The latest offer from Pyongyang followed an apparent easing in tensions, which have soared since the North shelled the South's frontline Yeonpyeong island on November 23, killing four people.
Pyongyang's committee for the peaceful reunification of the fatherland "formally" proposed an "unconditional and early opening" of talks between the two governments.
"The level of the talks and their venue and the date of their opening may be decided under a bilateral agreement," it said.
The committee, the official agency in charge of exchanges between the two, said in its statement that there is "neither conditionality in the North's proposal for dialogue nor need to cast any doubt about its real intention".
"The South Korean authorities should discard any unnecessary misgiving, open their hearts and positively respond to the North's proposal," it said.
South Korea said the offer, which comes after Beijing said it would "support and welcome" any dialogue between the North and South, was more concrete than a call by Pyongyang earlier in the week for "unconditional" talks.
"The government is now analysing the background and intention of this overture," unification ministry spokeswoman Lee Jong-Joo told AFP.
North Korea also proposed an early resumption of talks between the two nations' Red Cross organisations on humanitarian issues and other negotiations aimed at reviving economic exchanges and cross-border tours.
South Korea in May 2010 suspended almost all cross-border economic exchanges, putting the blame on the North for the sinking of a South Korean warship in March, an allegation angrily denied by Pyongyang.
North Korea responded by closing the office in its Kaesong City near the border that was used to facilitate inter-Korean economic cooperation but said Saturday it would now re-open the office as a "measure of good faith".
Talks on a range of issues, including the resumption of tours of the North's scenic Mount Kumgang and a joint industrial asset at Kaesong should be restarted at an early date, it said.
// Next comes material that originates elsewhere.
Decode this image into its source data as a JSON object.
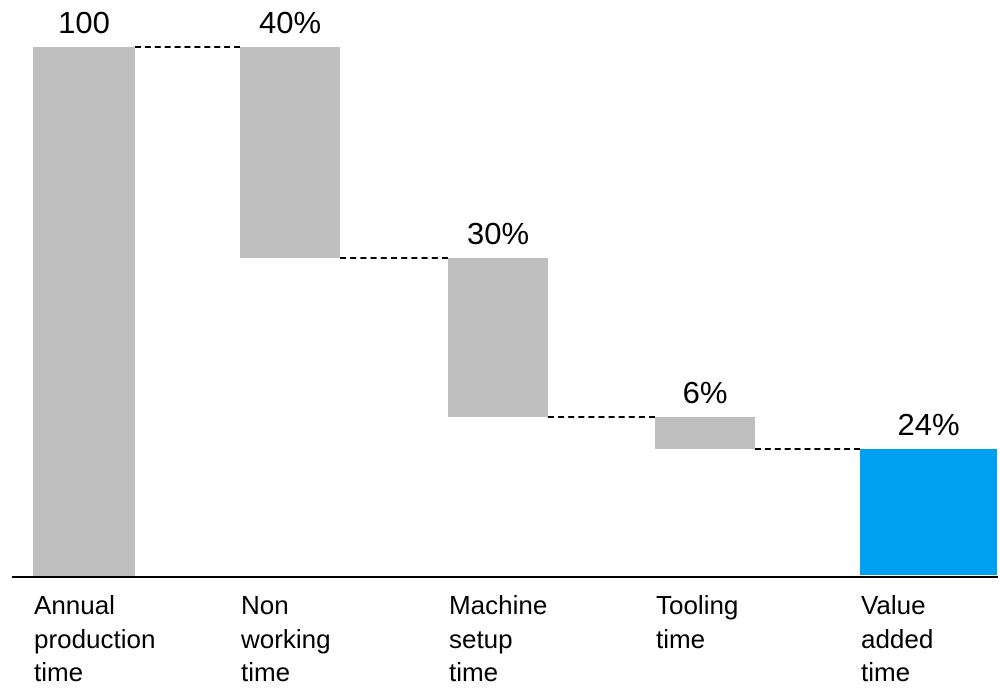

"We also propose that Kaesong be their venues and they take place at the end of January or in the first half of February," the North said.
Professor Kim Yong-Hyun of Dongguk University said Saturday's overture came in response to the demand from China and the United States that inter-Korean relations should be improved before six-party disarmament talks can be resumed.
The North quit the talks, which group the two Koreas, Japan, China, Russia and the US, in 2009 and staged a nuclear test a month later, its second since 2006, in protest at continuing "hostile" US policy toward the communist state.
"In addition, the North is seeking to obtain economic gains through the resumption of inter-Korean economic exchanges and to stabilise a third generation succession scheme," he said.
Kim Jong-Il, 68, who took over from his father, Kim Il-Sung, is known to be accelerating the transfer of power to his own son Jong-Un after suffering a stroke in 2008.
Relations between the two Koreas were stretched to breaking point after the North's shelling in November, which killed four people including two civilians.
But after a difficult year on the Korean peninsula, 2011 started on a more peaceful note.
The North began the year calling for improved relations with Seoul, while South Korean President Lee Myung-Bak Monday also reached out, saying he was open to talks and offering closer economic ties.
Professor Kim Keun-Sik of Kyungnam University said the North's gesture was also aimed at shifting responsibility for continuing tensions to the South ahead of this month's China-US summit.